Un temblor interrumpe el sueño. El onírico velo se desvanece, y un taladro atronador llena todo el espacio interior e interno, anunciando obras. Las paredes comienzan a agrietarse. Esto no puede estar pasando.

Anoche cerré las solapas de madera de la ventana con la esperanza de no volver a escuchar esta estridente cacofonía proveniente del tártaro; pero vaya, apenas se nota la diferencia. Además, en este barrio, las casas no tienen un espacio de aire entre la tierra y la construcción que aísle los edificios de esos macabros desgarros hipercardíacos en la piel de la ciudad, por lo que levantar una sola piedra hace temblar la calle entera. Dentro de esta insomne habitación, la oscuridad pone color a semejante cuadro.

Aún es muy temprano, y noto mi cabeza pompear sangre al compás del martillo hidráulico. ¿Para qué sirve toda esta parafernalia? No sirve para nada. Entonces, ¿por qué? El estruendo ahoga la creatividad, y mente y memoria bucean en el olvidado eco del silencio.

Me niego. Pienso en poner a hervir aceite de mi abuelo, porque así se defienden nuestras calles contra el enemigo que son las obras. Y, si alguno se libra, siempre le puedo arrebolear la maceta de Fajalauza… No, no es justo para las clavelinas que la habitan. Puedo reconocer el impulso de ira, la pasión por la destrucción y otra gama de emociones color carmín que me saturan, y mi pulso se acelera exponencialmente.

Grito con todas mis fuerzas. Este es un barrio de pulmón profundo, donde las cosas se comunican de un extremo al otro de la calle pegando un chillío. Pero mi grito es un susurro en comparación con la orquesta infernal de afuera. Respiro aceleradamente y oigo unos golpes en la pared del baño. He molestado a mi vecina.

Desde hace días, nuestra calle tiene una zanja por la que Ellos tiran cable. Mi vecina dejó de salir de casa porque, debido a su edad, no ve demasiado bien, y no contempla la posibilidad de acabar por accidente en el hoyo de las obras. Al principio me hizo gracia, pero en realidad yo también me he aislado a esta orilla de la zanja, y mis sentimientos han hecho daño a la otra única persona que habita este islote. 

Me imagino en una cueva en Valparaíso bajo una higuera habitada por hiedras y madreselva. Cuando mi respiración se calma, observo que sobró algo del pastel de queso con mermelada de chirimoyas de anoche y creo que es la mejor forma de devolver el equilibrio a la balanza.

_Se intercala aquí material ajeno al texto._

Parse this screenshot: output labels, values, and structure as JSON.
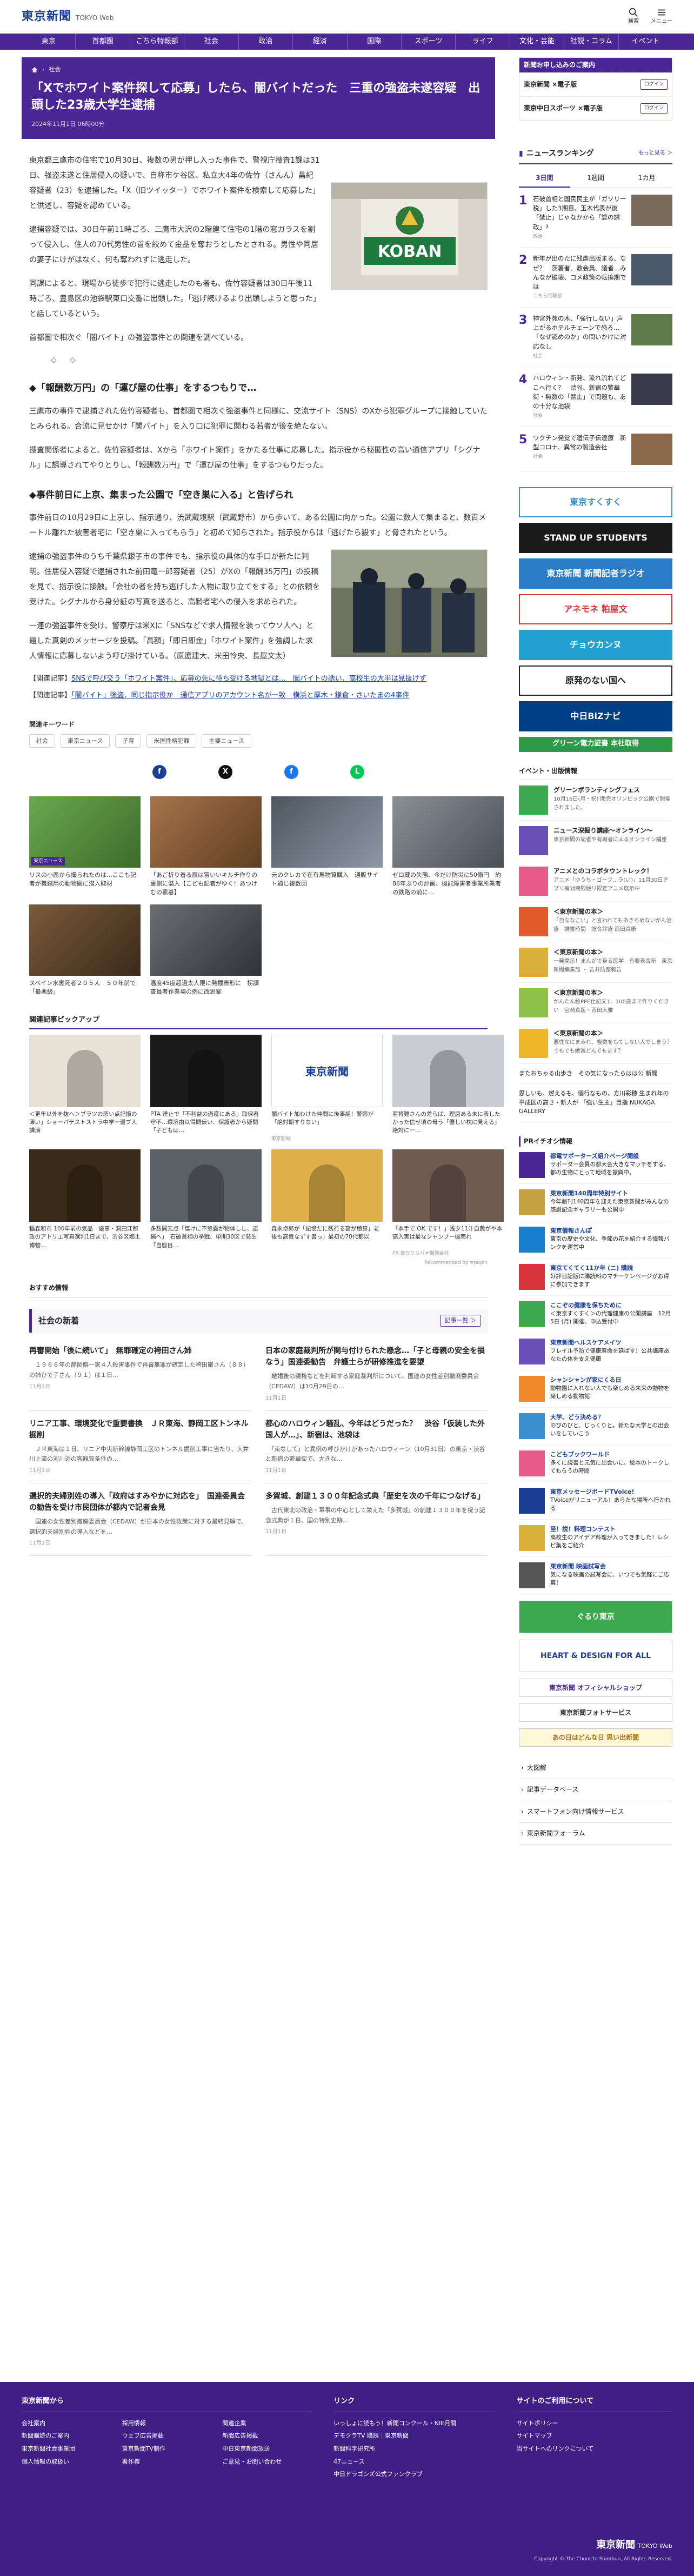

Me dirijo al balconcito de mi cuarto, con la intención de compartir el bollo con mi vecina. Sin embargo, abrir la ventana es como abrir la caja de pandora.

No puedo soportarlo. Cierro la ventana tan rápido como mi cuerpo me permite y me voy a la esquina contraria a la ventana, sentándome en el suelo y escondiendo la cabeza entre las rodillas para no verme a mí mismo llorar semejante mar de lágrimas.

Nada puedo hacer. Queda fuera de mi alcance detener o acabar esta obra. De nada sirve luchar o negociar después de la derrota. Y ¿para qué lo iba a hacer? No tiene sentido, nada tiene sentido, y todo líquido acaba disolviéndose en el océano. Esta impotencia conmigo mismo y con mis circunstancias me llena de rabia como un fuego submarino que ilumina mi descenso a las profundidades.

No sé cuánto tiempo he pasado sumergido cuando levanto la vista. El estruendo se ha reducido algo, y el sol brilla al otro lado de la ventana. Canto una vieja letrilla, que aprendí años atrás, mientras desgloso el vacío en el templo del pensamiento. 

Cuando quiero darme cuenta, estoy bailando y hasta había olvidado momentáneamente los temblores de la casa. Suena un solo de radial respaldado por coros de soldador. Entonces, canto más conscientemente y enérgicamente, acompasándome. Y, cuando advierto el pastel de nuevo, lo agarro danzando ágilmente y salgo a la calle. El sol saluda con su radiante esplendor.

Llamo a mi vecina a la ventana, que sale a la calle con una mesita plegable, cruzamos la zanja y desplegamos la mesa. El funesto recital de maquinaria de obras cesa, pues justo hemos coincido con la hora del descanso. Ellos tienen el último detalle de colocar tablones de madera a modo de puente sobre la zanja, y acto seguido les invitamos a compartir la mesa y comer todos juntos en armonía bajo el sol.